Creo que para realizar un acto de este calibre y crear una mirada como esta, Roberto debía ser un producto agresivo de esta sociedad de personas distintas. Podemos decir, quizás, un individualista atrapado en el tiempo. Estaría tan alejado de los demás que ya no concebía nada en común con ninguna persona. Es posible que entonces se sintiera solo. La soledad de no pertenecer a ninguna masa le habría hecho insociable hasta tal punto de devolverlo a lo básico. ¿Hasta eso hemos llegado?

Si está ahí, si por casualidad está entre vosotros, me gustaría decirle que necesito verlo cuanto antes.

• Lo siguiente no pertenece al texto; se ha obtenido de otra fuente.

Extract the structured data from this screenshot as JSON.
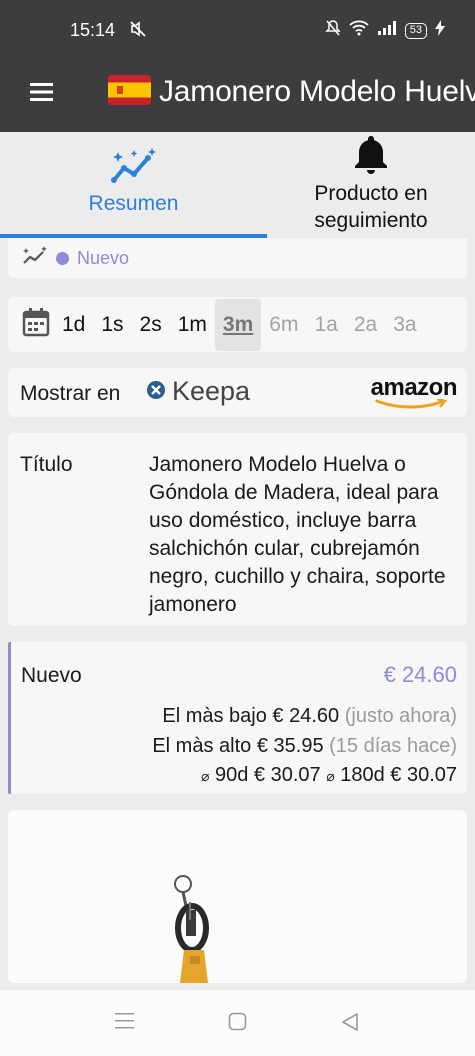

Tengo que mirarlo en el espejo y confesarle que —en realidad— Roberto Crespo soy yo; que añoro poder ver mi rostro en el cristal, porque hace mucho tiempo que lo evito. Sólo así podré volver la realidad de la que estoy ausente. Busco mi rostro perdido hace tiempo porque, a pesar de todo, sin él no soy más que una sombra. En cierta forma pertenezco tanto a la mirada zurda como ella a mí. De alguna manera esa es mi naturaleza. Soy un criminal. Mis ojos zurdos se han convertido en un estado obsesivo de autodefinición. Y eso me llena de incertidumbre.

Antonio Guerrero es Diplomado en Relaciones Laborales. (U.H.U.) y Estudiante de  Filosofía. UNED. Almería.